Posted in Size Effect, Value Premium

How and why do the value premium and size effect work? In their February 2011 paper entitled “Value and Size Puzzles: A Commented Survey”, Kateryna Shapovalova and Alexander Subbotin review and assess prior research on the value premium and size effect, which play key roles in the most widely use factor models of stock prices. Based on the body of research, they conclude that:

  • During 1926 through 2009, the gross value premium (size effect) for U.S. stocks averages about 5.0% (3.7%) annually. During 2000 through 2009, the gross value premium (size effect) averages about 5.2% (3.0%) annually.
  • There is broad agreement that the value premium and size effect exist, but no consensus on why.

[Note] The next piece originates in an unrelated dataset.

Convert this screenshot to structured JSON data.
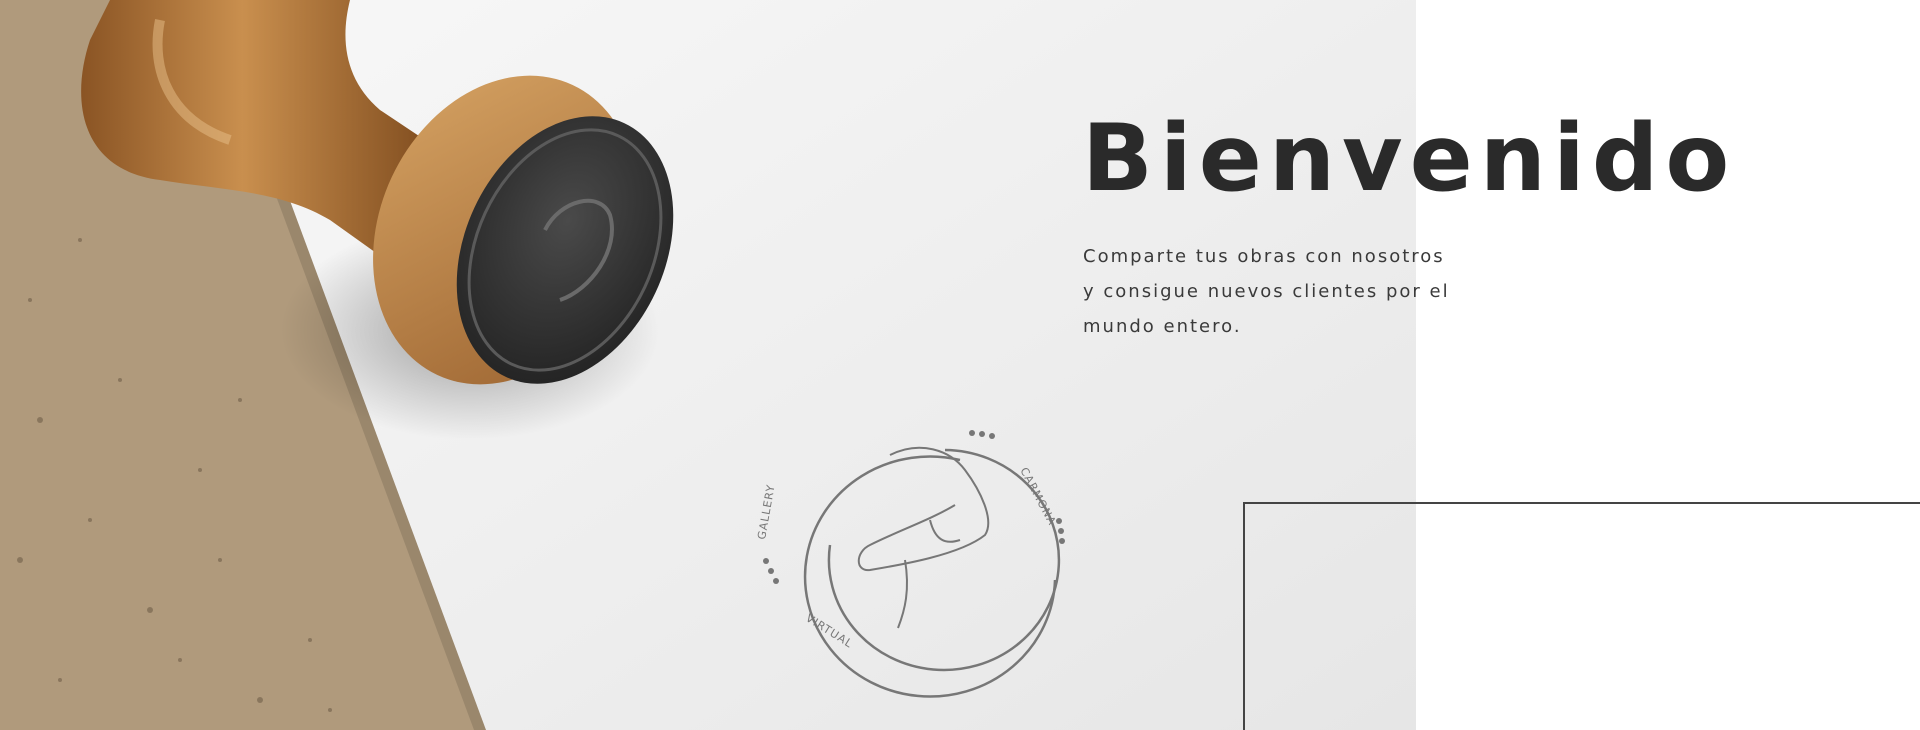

The principal alternative explanations are:
    1. Value and size indicate riskiness in terms of earnings prospects and susceptibility to economic shocks.
    2. Investors irrationally extrapolate past earnings growth and thus undervalue (overvalue) firms with weak (strong) recent performance; and/or, advisors and analysts tend to recommend relatively well-known stocks with strong recent performance that are easy to market to investors.
  • Academia tilts substantially toward the first alternative, while practitioners appear more open to the second.

The paper provides a concise history of the value premium and size effect, illustrating the difficulty of establishing solid theory in finance and the back-and-forth on biases in data and methods.

In summary, a survey of the body of relevant research suggests that most anomaly stakeholders agree that a value premium and a size effect exist, but there is no consensus on why.

Note that premium estimates in the paper (and the bulk of cited past research) are gross. Including simple estimates of trading frictions would materially reduce their magnitudes. Moreover, small stocks and value stocks may tend to have higher trading frictions than large stocks and growth stocks, respectively, in direct opposition to the value premium and size effect.